OUTRAS FORMAS DE LITERATURA
Literatura quadriculada, colorida e alagoana
Quadrinhos, HQs e mangás ganham novos autores e leitores em Alagoas, revelando uma cena criativa marcada por narrativas visuais, críticas sociais e afetos contemporâneos


As letras, assim como as imagens, são símbolos que, interpretados dentro de um contexto, comunicam ideias, emoções e experiências. Por isso, imagens também contam histórias — e, nesse sentido, são literatura. Esse é o território das histórias em quadrinhos, das graphic novels e dos mangás, que articulam palavra e imagem para construir narrativas. Embora mais discretos do que já foram um dia no cenário local, os quadrinhos têm conquistado espaço em Alagoas, tanto entre leitores quanto autores, como Jean Lins e Pablo Casado, que publicam suas produções de forma independente, e Emanuel Barreto e Katherine da Silva, leitores assíduos das páginas desenhadas.
A acessibilidade visual das histórias em quadrinhos amplia seu alcance, permitindo que mesmo pessoas não alfabetizadas ou com dificuldade de leitura se conectem às narrativas.

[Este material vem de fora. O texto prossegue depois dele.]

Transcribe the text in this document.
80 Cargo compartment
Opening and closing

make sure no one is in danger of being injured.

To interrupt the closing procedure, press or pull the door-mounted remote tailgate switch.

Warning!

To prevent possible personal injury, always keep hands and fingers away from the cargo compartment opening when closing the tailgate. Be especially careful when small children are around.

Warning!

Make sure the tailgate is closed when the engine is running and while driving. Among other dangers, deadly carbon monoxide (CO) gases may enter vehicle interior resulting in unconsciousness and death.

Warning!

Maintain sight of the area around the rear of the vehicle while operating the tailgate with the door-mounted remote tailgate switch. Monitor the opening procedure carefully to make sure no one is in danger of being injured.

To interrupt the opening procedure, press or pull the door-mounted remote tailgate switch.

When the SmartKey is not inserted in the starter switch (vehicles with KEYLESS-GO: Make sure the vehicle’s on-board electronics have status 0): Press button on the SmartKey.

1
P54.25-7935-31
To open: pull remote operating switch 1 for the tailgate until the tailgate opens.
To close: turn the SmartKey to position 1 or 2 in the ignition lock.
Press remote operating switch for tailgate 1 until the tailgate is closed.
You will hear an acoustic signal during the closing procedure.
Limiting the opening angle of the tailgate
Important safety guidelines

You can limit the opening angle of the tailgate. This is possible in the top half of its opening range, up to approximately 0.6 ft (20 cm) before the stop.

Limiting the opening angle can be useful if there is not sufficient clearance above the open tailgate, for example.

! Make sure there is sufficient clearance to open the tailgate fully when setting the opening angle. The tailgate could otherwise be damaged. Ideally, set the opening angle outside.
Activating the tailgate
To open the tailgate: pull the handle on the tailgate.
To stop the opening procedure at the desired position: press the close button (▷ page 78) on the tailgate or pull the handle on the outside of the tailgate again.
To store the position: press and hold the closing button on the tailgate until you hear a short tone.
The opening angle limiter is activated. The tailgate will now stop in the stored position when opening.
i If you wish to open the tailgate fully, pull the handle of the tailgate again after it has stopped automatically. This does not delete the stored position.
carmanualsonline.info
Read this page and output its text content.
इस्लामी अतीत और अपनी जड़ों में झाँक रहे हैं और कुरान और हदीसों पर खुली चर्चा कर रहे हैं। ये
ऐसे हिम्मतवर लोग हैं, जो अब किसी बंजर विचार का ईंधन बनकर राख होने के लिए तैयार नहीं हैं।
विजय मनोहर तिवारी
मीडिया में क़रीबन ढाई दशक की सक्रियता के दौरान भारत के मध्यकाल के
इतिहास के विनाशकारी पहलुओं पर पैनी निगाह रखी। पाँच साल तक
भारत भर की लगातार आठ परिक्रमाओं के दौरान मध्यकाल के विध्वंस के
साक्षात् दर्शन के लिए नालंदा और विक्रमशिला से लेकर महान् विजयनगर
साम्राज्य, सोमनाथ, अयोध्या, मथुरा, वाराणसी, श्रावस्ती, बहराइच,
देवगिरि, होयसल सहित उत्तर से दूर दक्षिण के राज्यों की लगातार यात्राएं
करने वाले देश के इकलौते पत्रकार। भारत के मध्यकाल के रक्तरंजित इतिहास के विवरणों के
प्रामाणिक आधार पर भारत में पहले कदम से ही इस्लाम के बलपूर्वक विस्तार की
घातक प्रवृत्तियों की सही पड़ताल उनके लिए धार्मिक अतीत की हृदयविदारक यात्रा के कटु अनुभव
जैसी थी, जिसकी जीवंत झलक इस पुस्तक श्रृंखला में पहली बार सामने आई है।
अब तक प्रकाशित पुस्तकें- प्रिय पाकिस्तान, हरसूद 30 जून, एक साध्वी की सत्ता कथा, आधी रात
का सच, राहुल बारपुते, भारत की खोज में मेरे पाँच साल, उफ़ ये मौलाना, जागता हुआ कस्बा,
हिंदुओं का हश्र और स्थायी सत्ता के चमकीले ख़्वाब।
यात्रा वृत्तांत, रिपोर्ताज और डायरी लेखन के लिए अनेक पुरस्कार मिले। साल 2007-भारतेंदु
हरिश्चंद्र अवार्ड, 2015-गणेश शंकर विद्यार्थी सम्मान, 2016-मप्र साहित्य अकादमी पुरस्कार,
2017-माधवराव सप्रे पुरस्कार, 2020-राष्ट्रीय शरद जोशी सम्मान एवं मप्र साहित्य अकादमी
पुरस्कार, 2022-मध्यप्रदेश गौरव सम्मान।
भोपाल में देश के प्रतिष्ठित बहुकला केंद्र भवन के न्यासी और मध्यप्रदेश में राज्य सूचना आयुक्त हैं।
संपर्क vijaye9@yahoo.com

Foi assim com Jean Lins, que encontrou nos quadrinhos a porta de entrada para o universo literário.
“Ler imagens é um negócio interessante, né? A gente consegue ler sem nem ser alfabetizado. Isso tem um poder. Eu fui uma criança que teve muitas dificuldades com a leitura na época da escola. Se eu li livros, literatura mesmo, foi porque algo fez com que eu chegasse lá. E aí entraram os quadrinhos na minha infância. Eu lia Asterix e Obelix, Menino Maluquinho, do grande Ziraldo, Turma da Mônica e por aí vai”, conta Jean.

Inspirado por gibis de super-heróis e, mais tarde, por produções brasileiras, Jean redescobriu os quadrinhos como leitor e passou a escrever suas próprias histórias. Desde 2012, quando a DC Comics reformulava seus personagens e a Maurício de Sousa Produções lançava graphic novels da Turma da Mônica, ele se viu mais envolvido com o formato.
“Eu voltei a ler quadrinhos pelos anos 2012. Foi na época que a DC estava reformulando seus personagens e também quando começou a sair as Graphic Novels da Turma da Mônica. Foi ali o primeiro contato com os autores de histórias em quadrinhos do Brasil”, revela.
Jean já publicou três HQs independentes, em que aborda temas como liberdade, fé, amor e perseguição. Como ele, o roteirista e artista Pablo Casado também constrói suas histórias unindo texto e imagem, numa trajetória que começou no início dos anos 2000 com fanzines e se estendeu para a internet e outras publicações alternativas.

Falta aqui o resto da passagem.